Monday, February 02, 2009

Aether

Aether's gameplay is best described as Privateer meets Spider-Man.After I talked about Edmund McMillen's intruiging-but-flawed game Coil last month, I promised I'd say a few words about Aether, which I liked a lot more. JayIsGames have just gone and named it their Casual Adventure Game of the Year 2008 so I suppose now is a good time to ride the Media-Train to Consensus City.

Aether is really, really beautiful. Edmund teams up with the equally talented Tyler Glaiel to deliver a game about loneliness, introversion, exploration and adventure, all of which runs in your standard browser window.
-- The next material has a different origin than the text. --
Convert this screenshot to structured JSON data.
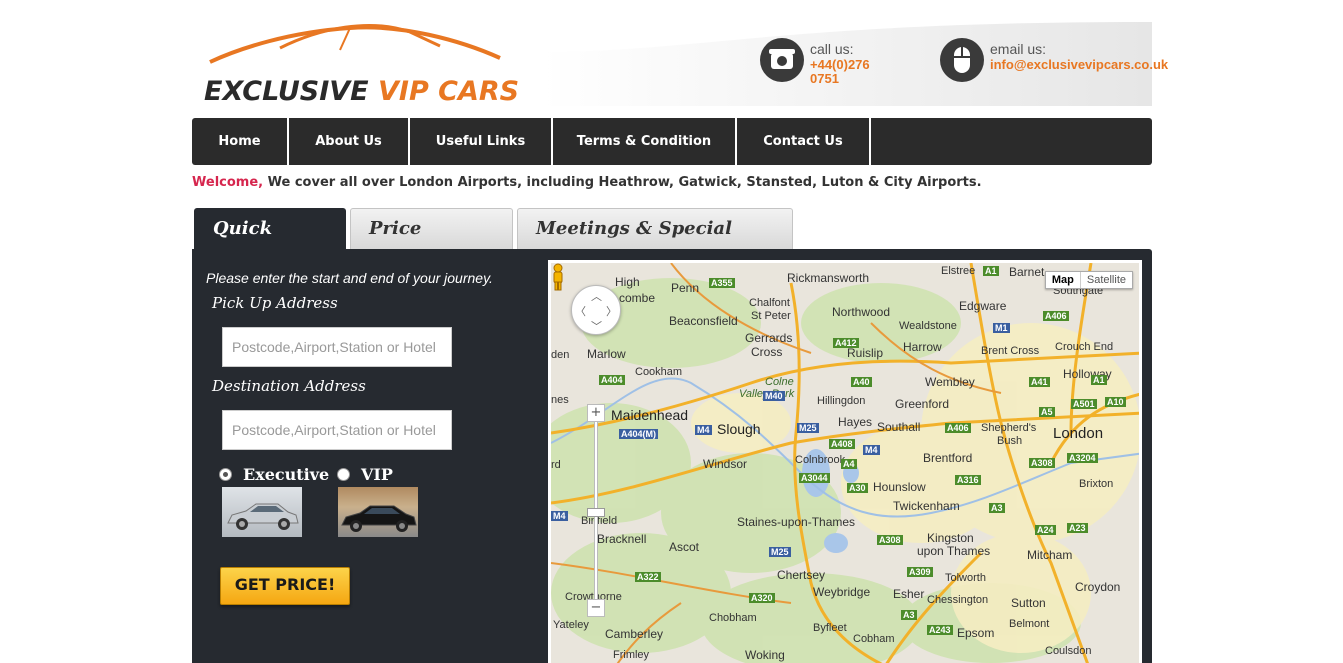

You control a boy and his squid-balloon on a mission to the depths of space to help out some emotionally-challenged anthropomorphised planets. Edmund's art is in fine form, understated but effective, and Tyler's piano soundtrack gets the emotional tone flowing from the first screen through to the end.

Unusually for one of Edmund's games, Aether features neither gory violence nor extensive body-horror. In Aether no one is getting raped or murdered, but people are discovering important lessons about life and experiencing simple coming-of-age fables. If you liked things like Gish and Meat Boy you might find Aether a little different, but it's all the better for that difference.

The whole game really feels like a single extended piece of mood-art, like I Wish I Were The Moon or Night Raveler. Its success is less about the story it tells and more to do with how you feel as you experience it. It's gamey enough to avoid alienating the very people most likely to play it, but arty enough to leave an impression long after you've forgotten every other Flash game you played that month.

You can play Aether at Armor Games or Kongregate, and as it will only take you about ten minutes to enjoy there's really no excuse to not.